Interesting. Not pretty, but the rollers are inexpensive throwaway paint rollers. Nice inexpensive way to clean rails. You can drip some cleaning fluid on the rollers, not really convenient, but doable. Many good reviews. Wendell Hanks reports that the width of the Track Scrubber car -- with the foam rollers set at the angle received from the manufacturer -- is 4". He guesses that if the rollers were set "straight out" at a 45 degree angle, the car width would be 4 1/2 inches. Both height of the rollers and their angle is adjustable.

$129.99 G-Scale with Aristocraft trucks, knuckle or hook and loop couplers or MTH knuckle couplers (includes 4 rollers, cleaning solution not included, $3.99 extra)  http://www.rllines.com


 

Trackman 2000:

Very nice looking unit: http://www.trackman2000.com heavy, and with a synthetic pad that cleans the rails. They are about $135. The cleaning pad is suspended between the 2 trucks with a clever mechanism that keeps it centered over the rails. The cleaning pad block has the center cut out to help get over track magnets and switches.

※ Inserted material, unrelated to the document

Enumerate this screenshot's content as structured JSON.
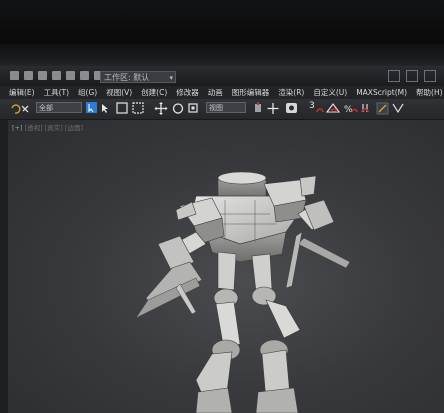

The cleaning pads are made of something called "Bear-Tex". It is made by Norton, and looks identical to 3m's ScotchBrite, but tougher, and they say it's better and snags and shreds less. The replacement pads are $4.50 per set. It comes with Aristo couplers.

I have not used one, but they look very nice. You can adjust the tension on the pads for a light dusting to a thorough scrubbing. I believe they would work very well, a trifle expensive for most. It does not do wet cleaning.

Note: it was reported to me in 2008 that the owner of the company has passed away. I called in Feb 2008 and the phone number on the web site has been disconnected. As of August 2008, the following comes up when you click on the order now link:

DUE TO A FACTORY FIRE IN JANUARY 2008, ORDER DELIVERY ON TRACKMAN PRODUCTS WILL BE DELAYED INDEFINITELY. IF YOU ORDER YOU WILL BE PLACED IN LINE FOR DELIVERY WHEN AVAILABLE. WE WILL NOT CHARGE YOUR CREDIT CARD. WE WILL LET YOU KNOW WHEN THE ITEMS ARE AVAILABLE FOR SHIPMENT BEFORE WE PROCESS YOUR CREDIT CARDS FOR PAYMENT. WE WILL MAKE SURE YOU STILL WANT THIS ITEM BEFORE WE PROCESS YOUR ORDER. ORDERS WILL BE PROCESS IN THE ORDER THEY ARE RECEIVED.


Conclusions:

If your priority is money, then buy a pole sander from Home Depot, and put a piece of scotchbrite on it, or the drywall sandpaper if insist on the least effort and don't mind risking the rail surface if you use the sandpaper. Use the Maroon scotchbrite is my suggestion.

If you want something to kind of keep the rails clean and you do not have a severe oxidation or cleaning problem, get the Aristo unit and run it every time you run. Used this way and often, it will keep everything clean for cheap, and just clean the block fairly often with a rag with a mild solvent or with a stiff bristle brush.

If you have a lot of oxidation, or want to clean it faster, get the Aztec or the Trackman2000 or the CMX. Non is cheap, but they will all do a good job. The Aztec rolls over the rails so it can be in a long train, and does not need extra locos.

If you have a bunch of gunk on the track or weird buildup, then I would use a solvent based machine, like the Aztec with a canvas roller, or the CMX or the R&L. You can get the rails squeaky clean.

Remember, if you have gunk on the track, you do not want to just smear it around, it needs to be picked up somehow. Oxidation can be rubbed off with an abrasive.